Fig. 1 is a sectional view of a main part showing an embodiment of the image recording device of the present invention, Fig. 2 is a configuration diagram showing an experimental device used for measuring and experimenting vibration of vibration isolating material, and Figs. 3(a) to 3). (c) is a diagram showing the shape of the above-mentioned vibration isolating material, FIG. Figure 5 is a diagram showing the relationship between the measured value of the vibration transmissibility of the vibration isolating material and the jitter generated in the optical system board, Figure 6 is a plan view showing the beam scanning optical system, and Figure 7 is a plane view showing the deflector.
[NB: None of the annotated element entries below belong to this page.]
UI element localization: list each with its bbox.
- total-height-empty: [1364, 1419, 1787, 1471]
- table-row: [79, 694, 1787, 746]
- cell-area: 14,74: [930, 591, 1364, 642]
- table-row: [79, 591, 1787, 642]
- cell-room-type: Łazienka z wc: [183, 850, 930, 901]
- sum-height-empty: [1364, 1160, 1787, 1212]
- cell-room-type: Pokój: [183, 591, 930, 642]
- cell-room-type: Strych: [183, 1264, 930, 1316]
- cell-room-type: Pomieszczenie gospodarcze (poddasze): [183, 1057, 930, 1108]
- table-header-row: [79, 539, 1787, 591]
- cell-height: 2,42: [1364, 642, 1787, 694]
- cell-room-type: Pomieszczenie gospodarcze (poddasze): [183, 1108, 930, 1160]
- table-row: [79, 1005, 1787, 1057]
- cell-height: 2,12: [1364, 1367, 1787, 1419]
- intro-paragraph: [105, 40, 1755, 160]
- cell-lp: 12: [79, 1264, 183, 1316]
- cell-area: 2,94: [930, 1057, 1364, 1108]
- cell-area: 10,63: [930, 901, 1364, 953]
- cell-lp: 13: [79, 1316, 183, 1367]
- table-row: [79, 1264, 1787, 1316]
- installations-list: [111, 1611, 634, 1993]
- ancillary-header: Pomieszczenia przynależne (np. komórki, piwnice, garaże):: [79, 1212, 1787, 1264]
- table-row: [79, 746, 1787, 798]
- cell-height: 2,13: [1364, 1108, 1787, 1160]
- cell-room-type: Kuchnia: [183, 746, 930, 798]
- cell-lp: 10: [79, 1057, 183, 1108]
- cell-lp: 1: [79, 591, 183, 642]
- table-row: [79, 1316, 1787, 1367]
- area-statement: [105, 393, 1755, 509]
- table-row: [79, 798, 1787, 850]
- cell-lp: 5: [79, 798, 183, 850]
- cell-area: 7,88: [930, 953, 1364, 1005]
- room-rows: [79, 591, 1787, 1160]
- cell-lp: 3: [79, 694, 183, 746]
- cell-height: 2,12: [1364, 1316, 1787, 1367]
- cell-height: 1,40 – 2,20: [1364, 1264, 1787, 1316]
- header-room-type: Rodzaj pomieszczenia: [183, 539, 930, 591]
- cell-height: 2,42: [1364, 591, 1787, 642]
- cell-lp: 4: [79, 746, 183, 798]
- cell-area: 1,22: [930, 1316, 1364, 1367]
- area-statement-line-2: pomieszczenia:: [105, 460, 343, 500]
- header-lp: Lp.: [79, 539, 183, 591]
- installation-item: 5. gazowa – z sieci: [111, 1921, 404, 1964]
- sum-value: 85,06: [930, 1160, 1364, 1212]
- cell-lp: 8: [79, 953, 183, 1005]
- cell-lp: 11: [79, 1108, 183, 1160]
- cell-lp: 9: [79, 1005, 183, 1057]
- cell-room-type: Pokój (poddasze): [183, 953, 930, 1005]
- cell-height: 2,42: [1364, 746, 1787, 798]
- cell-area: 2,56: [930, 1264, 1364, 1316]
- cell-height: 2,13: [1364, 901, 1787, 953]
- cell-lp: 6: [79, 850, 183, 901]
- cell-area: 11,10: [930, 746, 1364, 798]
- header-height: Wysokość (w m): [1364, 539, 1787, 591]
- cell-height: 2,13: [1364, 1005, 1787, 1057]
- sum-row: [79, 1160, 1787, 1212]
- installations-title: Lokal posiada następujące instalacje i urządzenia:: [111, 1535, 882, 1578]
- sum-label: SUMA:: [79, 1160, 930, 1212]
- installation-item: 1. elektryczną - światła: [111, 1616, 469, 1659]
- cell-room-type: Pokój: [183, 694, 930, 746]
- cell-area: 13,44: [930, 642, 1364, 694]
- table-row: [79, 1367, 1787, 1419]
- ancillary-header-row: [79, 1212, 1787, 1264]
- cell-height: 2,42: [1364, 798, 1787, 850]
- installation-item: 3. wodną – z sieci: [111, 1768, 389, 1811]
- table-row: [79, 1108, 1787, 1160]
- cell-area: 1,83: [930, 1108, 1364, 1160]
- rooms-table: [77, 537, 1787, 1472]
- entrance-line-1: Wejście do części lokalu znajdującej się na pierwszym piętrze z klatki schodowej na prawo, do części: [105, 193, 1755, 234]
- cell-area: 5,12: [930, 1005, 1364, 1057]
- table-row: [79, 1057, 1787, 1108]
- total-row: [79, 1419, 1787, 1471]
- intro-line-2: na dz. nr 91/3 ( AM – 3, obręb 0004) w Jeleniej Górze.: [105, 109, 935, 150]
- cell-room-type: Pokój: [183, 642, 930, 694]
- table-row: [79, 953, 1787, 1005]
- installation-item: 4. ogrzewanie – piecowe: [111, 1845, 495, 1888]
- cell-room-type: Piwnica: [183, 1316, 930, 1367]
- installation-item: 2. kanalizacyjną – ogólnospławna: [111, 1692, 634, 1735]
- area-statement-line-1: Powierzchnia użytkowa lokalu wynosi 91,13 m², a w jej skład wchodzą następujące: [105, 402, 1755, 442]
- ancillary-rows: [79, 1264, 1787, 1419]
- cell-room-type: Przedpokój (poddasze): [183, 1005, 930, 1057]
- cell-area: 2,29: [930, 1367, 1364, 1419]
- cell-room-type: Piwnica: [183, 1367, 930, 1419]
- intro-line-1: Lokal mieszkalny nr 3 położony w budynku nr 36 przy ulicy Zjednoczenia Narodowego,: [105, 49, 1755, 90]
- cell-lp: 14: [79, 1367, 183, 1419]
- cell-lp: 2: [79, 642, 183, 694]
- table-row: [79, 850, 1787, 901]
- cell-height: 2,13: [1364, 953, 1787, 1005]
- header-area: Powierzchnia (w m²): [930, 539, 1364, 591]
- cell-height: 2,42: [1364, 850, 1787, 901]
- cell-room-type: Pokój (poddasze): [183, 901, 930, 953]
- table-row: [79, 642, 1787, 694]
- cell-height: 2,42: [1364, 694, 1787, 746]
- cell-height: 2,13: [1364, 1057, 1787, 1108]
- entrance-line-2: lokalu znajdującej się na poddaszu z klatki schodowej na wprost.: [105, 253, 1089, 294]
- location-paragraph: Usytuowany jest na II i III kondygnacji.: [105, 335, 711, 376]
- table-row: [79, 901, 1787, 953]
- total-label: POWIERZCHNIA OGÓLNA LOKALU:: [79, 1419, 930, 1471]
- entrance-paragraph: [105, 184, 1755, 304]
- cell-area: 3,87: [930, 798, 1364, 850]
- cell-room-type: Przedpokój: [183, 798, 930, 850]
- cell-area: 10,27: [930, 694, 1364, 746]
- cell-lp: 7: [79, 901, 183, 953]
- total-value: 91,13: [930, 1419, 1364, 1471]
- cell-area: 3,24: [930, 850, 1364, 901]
It is a diagram. l... Vibration isolating material 2... Image forming section 3...
- Beam scanning optical system 3a... Optical system substrate 5... Vibration device 6... Vibration analyzer 7... Accelerometer 31... Semiconductor laser 36... Cylindrical lens 42... Scanning lens 43...Reflector 53...
...Dummy load 61...Vibration sensor 11.2
01... Photoreceptor 202... Charger 203.
...Developer 205...Paper cassette 208
...Transfer device 209...Separator 211...
-Fixing device 212...Cleaning device 300...Deflector 30
1... Deflector 311... Drive coil 31
2... Reflection mirror 313... Ligament 3
15...Frame

Claims (4)

[Claims] (1) In an image recording apparatus having a beam scanning optical system using a deflector including a frame, a reflecting mirror, a driving coil, and a ligament integrally molded, at least an optical system including the deflector and an image forming section are provided. An image recording device characterized in that a vibration isolating material made of a low hardness viscoelastic elastomer is disposed between the parts. (2) The natural frequency of the optical system including the vibration isolating material is fn(H
z), when the excitation frequency of the image forming unit is f (Hz), f/fn>6 or the theoretical value i of vibration transmissibility is i<2.8%. The image recording device according to item 1. (3) The image recording apparatus according to claim 2, wherein the vibration isolating material is a viscoelastic polyurethane elastomer. (4) The vibration isolating material is a gel material based on silicone resin, and has a penetration rate (JIS K2530-1976-5).
3. The image recording apparatus according to claim 2, wherein the image recording apparatus is an α-GEL having a load of 50 to 200 (0 g load).